The mortgage interest deduction subsidizes housing for people who don't need the help
The House tax bill would cap the benefit—a solid idea in a bill that doesn't offer many.
In January, not long after my wife began her first parish ministry job, she and I became home owners. Around early April or so I realized that my days of throwing together our tax return while watching a baseball game are probably over. Along with the complication of following tax rules for clergy, we now have a compelling reason to itemize our deductions: the mortgage interest deduction, also known as the most significant way the federal government subsidizes housing.
In November, House Republicans passed a tax-reform bill. For the most part, it reads like a parody of GOP orthodoxy: deep tax cuts for both corporations and private businesses, a higher income threshold for the top individual rate, full repeal of the estate tax. The bill declines to close an income tax loophole for finance workers or to restrict conservation easements so they stop going to golf course developers. It does muster the resolve to crack down on deductions claimed by such notorious freeloaders as student debtors, people with expensive diseases, and teachers who buy their own pencils. (The parallel Senate bill approved on December 2 avoids some of the House version’s worst outrages, substituting others.)
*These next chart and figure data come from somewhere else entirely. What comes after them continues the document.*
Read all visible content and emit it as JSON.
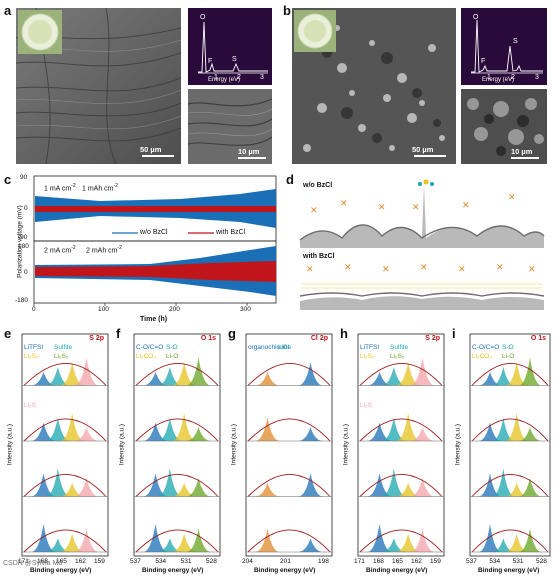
{
  "panels": {
    "a": {
      "label": "a",
      "main_scale": "50 µm",
      "inset_scale": "10 µm",
      "eds": {
        "peaks": [
          "O",
          "F",
          "S"
        ],
        "ticks": [
          "1",
          "2",
          "3"
        ],
        "xlabel": "Energy (eV)"
      }
    },
    "b": {
      "label": "b",
      "main_scale": "50 µm",
      "inset_scale": "10 µm",
      "eds": {
        "peaks": [
          "O",
          "F",
          "S"
        ],
        "ticks": [
          "1",
          "2",
          "3"
        ],
        "xlabel": "Energy (eV)"
      }
    },
    "c": {
      "label": "c",
      "top_condition": {
        "current": "1 mA cm",
        "current_sup": "-2",
        "capacity": "1 mAh cm",
        "capacity_sup": "-2"
      },
      "bottom_condition": {
        "current": "2 mA cm",
        "current_sup": "-2",
        "capacity": "2 mAh cm",
        "capacity_sup": "-2"
      },
      "legend": [
        "w/o BzCl",
        "with BzCl"
      ],
      "ylabel": "Polarization voltage (mV)",
      "xlabel": "Time (h)",
      "yticks_top": [
        "90",
        "0",
        "-90"
      ],
      "yticks_bottom": [
        "180",
        "0",
        "-180"
      ],
      "xticks": [
        "0",
        "100",
        "200",
        "300"
      ]
    },
    "d": {
      "label": "d",
      "top_title": "w/o BzCl",
      "bottom_title": "with BzCl"
    },
    "e": {
      "label": "e",
      "title": "S 2p",
      "labels": [
        "LiTFSI",
        "Sulfite",
        "Li₂S₂",
        "Li₂S₂",
        "Li₂S"
      ],
      "ticks": [
        "171",
        "168",
        "165",
        "162",
        "159"
      ]
    },
    "f": {
      "label": "f",
      "title": "O 1s",
      "labels": [
        "C-O/C=O",
        "S-O",
        "Li₂CO₃",
        "Li-O"
      ],
      "ticks": [
        "537",
        "534",
        "531",
        "528"
      ]
    },
    "g": {
      "label": "g",
      "title": "Cl 2p",
      "labels": [
        "organochlorine",
        "LiCl"
      ],
      "ticks": [
        "204",
        "201",
        "198"
      ]
    },
    "h": {
      "label": "h",
      "title": "S 2p",
      "labels": [
        "LiTFSI",
        "Sulfite",
        "Li₂S₂",
        "Li₂S₂",
        "Li₂S"
      ],
      "ticks": [
        "171",
        "168",
        "165",
        "162",
        "159"
      ]
    },
    "i": {
      "label": "i",
      "title": "O 1s",
      "labels": [
        "C-O/C=O",
        "S-O",
        "Li₂CO₃",
        "Li-O"
      ],
      "ticks": [
        "537",
        "534",
        "531",
        "528"
      ]
    }
  },
  "xps_axis": {
    "ylabel": "Intensity (a.u.)",
    "xlabel": "Binding energy (eV)"
  },
  "colors": {
    "without": "#1b6fb6",
    "with": "#c0161b",
    "sulfite": "#1ba7b0",
    "organo": "#e08a2c",
    "lio": "#66a31e",
    "li2s": "#e5c21f",
    "li2s_pink": "#f1a1a8",
    "curve": "#9b1b1b"
  },
  "watermark": "CSDN @Sylvia Ma"
}
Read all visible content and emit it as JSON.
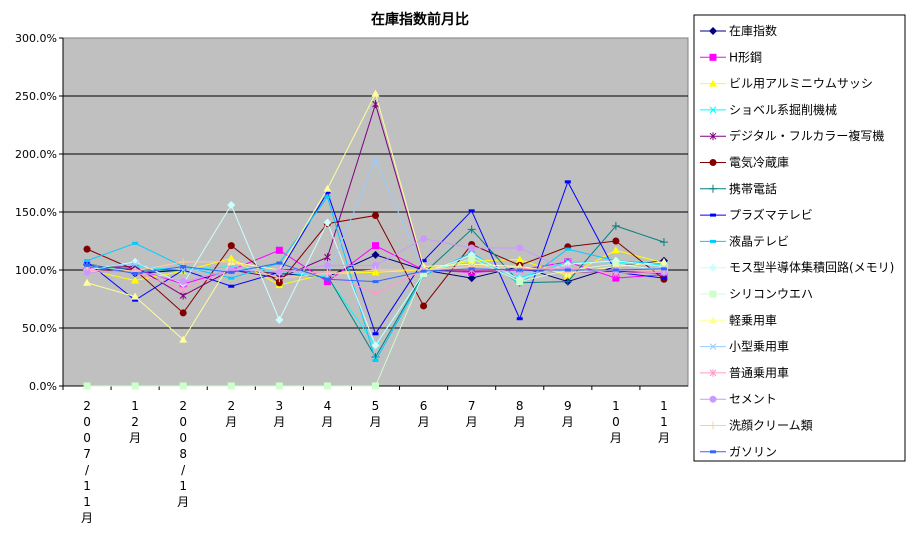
{
  "chart_data": {
    "type": "line",
    "title": "在庫指数前月比",
    "ylim": [
      0,
      300
    ],
    "yticks": [
      "0.0%",
      "50.0%",
      "100.0%",
      "150.0%",
      "200.0%",
      "250.0%",
      "300.0%"
    ],
    "grid": true,
    "legend_placement": "right",
    "categories": [
      "2007/11月",
      "12月",
      "2008/1月",
      "2月",
      "3月",
      "4月",
      "5月",
      "6月",
      "7月",
      "8月",
      "9月",
      "10月",
      "11月"
    ],
    "series": [
      {
        "name": "在庫指数",
        "color": "#000080",
        "marker": "diamond",
        "values": [
          105,
          97,
          100,
          100,
          97,
          94,
          113,
          100,
          93,
          103,
          90,
          103,
          108
        ]
      },
      {
        "name": "H形鋼",
        "color": "#FF00FF",
        "marker": "square",
        "values": [
          102,
          101,
          88,
          100,
          117,
          90,
          121,
          100,
          98,
          100,
          107,
          93,
          96
        ]
      },
      {
        "name": "ビル用アルミニウムサッシ",
        "color": "#FFFF00",
        "marker": "triangle",
        "values": [
          100,
          91,
          99,
          110,
          87,
          97,
          98,
          100,
          108,
          109,
          95,
          117,
          106
        ]
      },
      {
        "name": "ショベル系掘削機械",
        "color": "#00FFFF",
        "marker": "x",
        "values": [
          100,
          103,
          100,
          103,
          98,
          94,
          35,
          97,
          110,
          93,
          107,
          107,
          104
        ]
      },
      {
        "name": "デジタル・フルカラー複写機",
        "color": "#800080",
        "marker": "star",
        "values": [
          102,
          103,
          78,
          100,
          93,
          111,
          243,
          100,
          99,
          100,
          98,
          99,
          97
        ]
      },
      {
        "name": "電気冷蔵庫",
        "color": "#800000",
        "marker": "circle",
        "values": [
          118,
          100,
          63,
          121,
          89,
          140,
          147,
          69,
          122,
          104,
          120,
          125,
          92
        ]
      },
      {
        "name": "携帯電話",
        "color": "#008080",
        "marker": "plus",
        "values": [
          105,
          100,
          100,
          100,
          100,
          95,
          25,
          97,
          135,
          89,
          90,
          138,
          124
        ]
      },
      {
        "name": "プラズマテレビ",
        "color": "#0000FF",
        "marker": "dash",
        "values": [
          107,
          74,
          100,
          86,
          98,
          167,
          45,
          108,
          151,
          58,
          176,
          98,
          93
        ]
      },
      {
        "name": "液晶テレビ",
        "color": "#00CCFF",
        "marker": "dash",
        "values": [
          108,
          123,
          103,
          93,
          106,
          163,
          22,
          95,
          115,
          88,
          118,
          108,
          105
        ]
      },
      {
        "name": "モス型半導体集積回路(メモリ)",
        "color": "#CCFFFF",
        "marker": "diamond",
        "values": [
          100,
          107,
          88,
          156,
          57,
          141,
          35,
          97,
          113,
          92,
          105,
          108,
          103
        ]
      },
      {
        "name": "シリコンウエハ",
        "color": "#CCFFCC",
        "marker": "square",
        "values": [
          0,
          0,
          0,
          0,
          0,
          0,
          0,
          97,
          110,
          90,
          100,
          105,
          100
        ]
      },
      {
        "name": "軽乗用車",
        "color": "#FFFF99",
        "marker": "triangle",
        "values": [
          89,
          77,
          40,
          107,
          100,
          170,
          252,
          103,
          105,
          103,
          97,
          103,
          107
        ]
      },
      {
        "name": "小型乗用車",
        "color": "#99CCFF",
        "marker": "x",
        "values": [
          103,
          105,
          100,
          100,
          100,
          95,
          195,
          100,
          103,
          97,
          100,
          100,
          102
        ]
      },
      {
        "name": "普通乗用車",
        "color": "#FF99CC",
        "marker": "star",
        "values": [
          100,
          98,
          83,
          101,
          100,
          97,
          80,
          100,
          100,
          100,
          102,
          97,
          98
        ]
      },
      {
        "name": "セメント",
        "color": "#CC99FF",
        "marker": "circle",
        "values": [
          98,
          99,
          90,
          100,
          98,
          104,
          104,
          127,
          119,
          119,
          100,
          100,
          98
        ]
      },
      {
        "name": "洗顔クリーム類",
        "color": "#FFCC99",
        "marker": "plus",
        "values": [
          103,
          99,
          107,
          107,
          93,
          97,
          100,
          100,
          103,
          102,
          98,
          100,
          100
        ]
      },
      {
        "name": "ガソリン",
        "color": "#3366FF",
        "marker": "dash",
        "values": [
          104,
          97,
          103,
          98,
          106,
          92,
          90,
          99,
          101,
          100,
          100,
          100,
          101
        ]
      }
    ]
  }
}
Yet this lousy legislation also includes the odd bit of sound public policy. Exhibit A: the House bill would tighten limits on the mortgage interest deduction, lowering the ceiling on eligible home loans from $1 million to $500,000. Here too there’s plenty to criticize about the politics, starting with the fact that houses worth more than a half million dollars tend to be located in liberal districts (i.e., big metro areas). Still, taken on its own, this is a really good idea.